I just loved this article on Rose Gold featured on Sherwin Williams website:
I’ve also copied and pasted the article below. Enjoy!
Originally published in STIR®
BY: Amanda Lecky
Move over, yellow gold and brass — the latest look in metallic finishes is pretty in pink.
Popular in jewelry design for several years, rose gold — traditionally yellow gold alloyed with copper — is now lending its soft pink glow to everything from shoes to candlesticks. The finish made a strong showing at the early 2015 home shows, where the warm tone graced lighting, furniture, hardware and more, and a quick check of Pinterest will even turn up pages of rose-gold hair highlights. Why the sudden bloom of rose gold?
“Rose gold feels fresh and a little feminine, and it’s easy to mix with other metals,” says Jackie Jordan, Director of Color Marketing at Sherwin-Williams. “Metallics of all types are very popular in design right now, and rose gold works with most other finishes, particularly with chrome, stainless steel and nickel -or the pale copper we’re seeing so much of at the moment.”
If you’re concerned the finish is too feminine, save it for pieces that have an angular or even industrial form. “Rose gold can take a geometric side table or an industrial lighting fixture in a really interesting, and gender-neutral, direction,” Jordan says. Another option: Balancing the finish with contrasting colors for walls, upholstery and soft goods, so it stands out as an eye-catching focal point, but doesn’t dominate the overall mood of the space.
Finding the right color palette to complement rose gold is simple, Jordan says. “It looks great paired with lighter blush tones — for a monochromatic look — and with whites and grays, or even with black.” But be careful, she cautions, about mixing it with saturated warm colors like red and yellow. “Generally speaking, rose gold works better with neutrals — though I never say never!”

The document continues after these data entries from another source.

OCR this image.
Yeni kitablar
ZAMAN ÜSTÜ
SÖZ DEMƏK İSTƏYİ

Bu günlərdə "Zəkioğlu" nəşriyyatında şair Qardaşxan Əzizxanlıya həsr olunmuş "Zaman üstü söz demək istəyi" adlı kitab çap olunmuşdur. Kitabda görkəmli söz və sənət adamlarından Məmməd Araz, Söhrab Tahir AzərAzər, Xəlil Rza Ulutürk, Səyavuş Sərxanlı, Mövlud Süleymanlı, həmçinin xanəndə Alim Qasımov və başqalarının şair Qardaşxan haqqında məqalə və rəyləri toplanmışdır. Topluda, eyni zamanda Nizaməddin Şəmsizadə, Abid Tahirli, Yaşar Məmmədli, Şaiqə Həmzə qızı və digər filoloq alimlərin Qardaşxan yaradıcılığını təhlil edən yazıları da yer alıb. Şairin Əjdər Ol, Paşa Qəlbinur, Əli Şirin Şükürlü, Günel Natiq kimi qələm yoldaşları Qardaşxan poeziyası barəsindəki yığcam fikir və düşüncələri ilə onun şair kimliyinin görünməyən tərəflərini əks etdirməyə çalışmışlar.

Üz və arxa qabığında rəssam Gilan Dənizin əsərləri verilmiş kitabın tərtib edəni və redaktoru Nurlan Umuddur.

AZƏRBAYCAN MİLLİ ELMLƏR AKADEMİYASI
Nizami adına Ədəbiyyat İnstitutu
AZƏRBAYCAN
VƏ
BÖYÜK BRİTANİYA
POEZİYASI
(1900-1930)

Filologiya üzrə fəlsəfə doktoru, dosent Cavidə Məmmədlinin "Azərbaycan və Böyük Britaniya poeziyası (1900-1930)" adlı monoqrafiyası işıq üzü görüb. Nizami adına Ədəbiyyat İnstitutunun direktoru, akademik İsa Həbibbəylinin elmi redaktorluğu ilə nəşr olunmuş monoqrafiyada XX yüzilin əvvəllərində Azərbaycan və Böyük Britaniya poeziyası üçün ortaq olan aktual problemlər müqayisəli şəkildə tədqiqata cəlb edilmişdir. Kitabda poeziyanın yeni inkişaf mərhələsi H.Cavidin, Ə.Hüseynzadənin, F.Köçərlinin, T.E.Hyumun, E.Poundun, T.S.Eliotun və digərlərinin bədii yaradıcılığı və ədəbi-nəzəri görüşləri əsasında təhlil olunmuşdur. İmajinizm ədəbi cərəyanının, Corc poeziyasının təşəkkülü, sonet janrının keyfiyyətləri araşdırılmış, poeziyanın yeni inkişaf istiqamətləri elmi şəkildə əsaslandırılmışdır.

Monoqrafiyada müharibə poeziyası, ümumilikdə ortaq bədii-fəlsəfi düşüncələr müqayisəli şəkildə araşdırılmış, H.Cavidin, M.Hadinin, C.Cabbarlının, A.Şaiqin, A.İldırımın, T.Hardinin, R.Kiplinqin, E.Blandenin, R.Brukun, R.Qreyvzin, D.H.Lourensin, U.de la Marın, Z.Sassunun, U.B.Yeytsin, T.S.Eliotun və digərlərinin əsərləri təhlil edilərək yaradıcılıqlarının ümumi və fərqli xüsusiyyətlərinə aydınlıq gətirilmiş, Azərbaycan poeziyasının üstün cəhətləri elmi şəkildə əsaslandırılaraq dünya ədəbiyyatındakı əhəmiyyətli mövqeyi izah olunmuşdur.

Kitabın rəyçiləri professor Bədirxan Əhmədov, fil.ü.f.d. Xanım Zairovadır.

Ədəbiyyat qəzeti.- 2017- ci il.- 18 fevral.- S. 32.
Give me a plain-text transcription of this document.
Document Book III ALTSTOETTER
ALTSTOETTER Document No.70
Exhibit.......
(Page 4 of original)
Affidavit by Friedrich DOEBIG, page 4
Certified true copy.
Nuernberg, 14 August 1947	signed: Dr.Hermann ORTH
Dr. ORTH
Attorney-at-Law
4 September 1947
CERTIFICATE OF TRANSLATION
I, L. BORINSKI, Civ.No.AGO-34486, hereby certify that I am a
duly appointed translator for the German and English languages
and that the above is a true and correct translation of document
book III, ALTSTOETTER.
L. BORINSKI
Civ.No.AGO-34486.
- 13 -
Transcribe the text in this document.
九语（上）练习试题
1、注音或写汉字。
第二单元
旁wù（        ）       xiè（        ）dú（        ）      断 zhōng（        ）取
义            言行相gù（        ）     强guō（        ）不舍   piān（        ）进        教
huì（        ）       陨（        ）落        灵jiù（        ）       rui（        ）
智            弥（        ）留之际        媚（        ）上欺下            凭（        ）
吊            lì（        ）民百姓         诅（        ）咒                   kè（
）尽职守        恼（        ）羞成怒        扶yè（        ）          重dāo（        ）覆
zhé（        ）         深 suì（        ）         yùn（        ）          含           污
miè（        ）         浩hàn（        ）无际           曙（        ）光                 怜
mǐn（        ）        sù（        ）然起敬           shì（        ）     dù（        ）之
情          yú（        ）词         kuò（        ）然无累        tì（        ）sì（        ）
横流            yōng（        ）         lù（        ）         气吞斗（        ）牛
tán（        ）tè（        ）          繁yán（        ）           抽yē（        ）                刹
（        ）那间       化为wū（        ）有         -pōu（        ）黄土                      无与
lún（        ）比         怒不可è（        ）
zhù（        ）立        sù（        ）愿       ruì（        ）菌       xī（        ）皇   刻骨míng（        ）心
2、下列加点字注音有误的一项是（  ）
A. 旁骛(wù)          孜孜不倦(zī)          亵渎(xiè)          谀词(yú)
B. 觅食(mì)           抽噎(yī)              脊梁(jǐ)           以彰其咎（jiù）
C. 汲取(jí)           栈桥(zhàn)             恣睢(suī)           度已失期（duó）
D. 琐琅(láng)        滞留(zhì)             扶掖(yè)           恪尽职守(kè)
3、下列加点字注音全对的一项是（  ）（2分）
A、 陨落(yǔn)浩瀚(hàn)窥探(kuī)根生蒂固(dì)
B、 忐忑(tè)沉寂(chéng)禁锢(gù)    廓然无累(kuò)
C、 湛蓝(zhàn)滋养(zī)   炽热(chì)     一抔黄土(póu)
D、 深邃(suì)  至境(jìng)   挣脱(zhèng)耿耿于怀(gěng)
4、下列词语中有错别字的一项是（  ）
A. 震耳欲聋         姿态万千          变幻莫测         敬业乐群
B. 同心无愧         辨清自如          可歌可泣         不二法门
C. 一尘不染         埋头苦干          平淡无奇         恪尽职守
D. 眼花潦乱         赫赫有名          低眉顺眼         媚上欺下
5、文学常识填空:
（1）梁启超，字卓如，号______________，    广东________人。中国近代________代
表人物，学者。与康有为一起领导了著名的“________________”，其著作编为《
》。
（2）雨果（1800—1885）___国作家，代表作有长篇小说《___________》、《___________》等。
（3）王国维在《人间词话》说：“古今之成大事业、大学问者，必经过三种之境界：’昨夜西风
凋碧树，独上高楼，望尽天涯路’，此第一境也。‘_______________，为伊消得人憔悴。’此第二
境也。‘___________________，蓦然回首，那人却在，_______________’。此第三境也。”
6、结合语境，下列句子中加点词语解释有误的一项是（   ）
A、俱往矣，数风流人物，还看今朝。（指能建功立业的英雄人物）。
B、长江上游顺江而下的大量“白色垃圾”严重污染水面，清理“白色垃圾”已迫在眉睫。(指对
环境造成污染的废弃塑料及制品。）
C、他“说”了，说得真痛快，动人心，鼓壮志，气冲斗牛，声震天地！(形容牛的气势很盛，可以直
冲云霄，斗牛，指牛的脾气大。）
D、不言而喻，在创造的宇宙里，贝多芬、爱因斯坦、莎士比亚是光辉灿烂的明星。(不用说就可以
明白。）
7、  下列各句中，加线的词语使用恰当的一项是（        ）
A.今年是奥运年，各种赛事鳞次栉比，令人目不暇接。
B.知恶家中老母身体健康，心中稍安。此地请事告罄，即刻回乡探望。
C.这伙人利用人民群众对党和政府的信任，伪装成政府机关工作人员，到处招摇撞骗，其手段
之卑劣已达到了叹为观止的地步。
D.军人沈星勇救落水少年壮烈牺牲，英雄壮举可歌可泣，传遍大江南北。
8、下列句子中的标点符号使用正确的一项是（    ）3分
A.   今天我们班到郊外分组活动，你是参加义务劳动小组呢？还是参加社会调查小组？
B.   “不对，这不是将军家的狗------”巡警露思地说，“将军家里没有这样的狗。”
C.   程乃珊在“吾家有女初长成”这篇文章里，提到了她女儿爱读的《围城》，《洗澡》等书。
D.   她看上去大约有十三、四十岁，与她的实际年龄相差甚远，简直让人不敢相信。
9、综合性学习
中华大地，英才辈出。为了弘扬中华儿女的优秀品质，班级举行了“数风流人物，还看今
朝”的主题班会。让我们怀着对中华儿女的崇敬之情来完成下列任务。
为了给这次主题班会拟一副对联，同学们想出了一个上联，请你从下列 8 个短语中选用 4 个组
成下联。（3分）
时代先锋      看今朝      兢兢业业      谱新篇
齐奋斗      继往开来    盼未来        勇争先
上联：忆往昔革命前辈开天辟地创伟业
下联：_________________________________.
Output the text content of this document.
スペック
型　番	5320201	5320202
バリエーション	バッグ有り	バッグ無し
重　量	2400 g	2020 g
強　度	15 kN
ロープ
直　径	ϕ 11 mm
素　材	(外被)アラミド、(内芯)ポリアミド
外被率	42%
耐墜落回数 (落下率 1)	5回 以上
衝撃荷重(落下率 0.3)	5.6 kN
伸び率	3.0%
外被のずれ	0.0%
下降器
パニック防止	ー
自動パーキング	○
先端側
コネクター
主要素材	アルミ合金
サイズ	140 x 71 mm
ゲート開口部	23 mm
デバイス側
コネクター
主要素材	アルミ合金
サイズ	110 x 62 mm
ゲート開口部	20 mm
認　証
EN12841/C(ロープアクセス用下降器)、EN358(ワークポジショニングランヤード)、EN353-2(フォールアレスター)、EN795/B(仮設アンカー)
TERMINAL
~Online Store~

Jackie’s expert tips on the best colors to use with rose gold:
Look for pale pinks with gray or beige undertones, not saturated bubble-gum shades, and highlight with white.
Abalone Shell (SW 6050)
A cooler white will give you a more modern look; warmer whites have a traditional feel. Mixing in some pale copper accents with your white and rose gold will create an especially fresh effect.
Downy (SW 7002)
Warm or cool grays both work nicely with rose gold — you can even go as dark as charcoal or off-black for a more dramatic or masculine effect.
Alpaca SW (7022)
Whichever palette you select, keep in mind that like any “new” design trend, rose gold may be a fleeting fancy. Unless you want your design to scream 2015 for the next couple of decades, it’s a wise idea to use the finish on elements that are easy to swap out as fashions change. “It’s a great look but not something that appeals to everyone, so I’d definitely keep it to accessories and not investment pieces,” Jordan says. “But if you love it, go ahead and have fun.”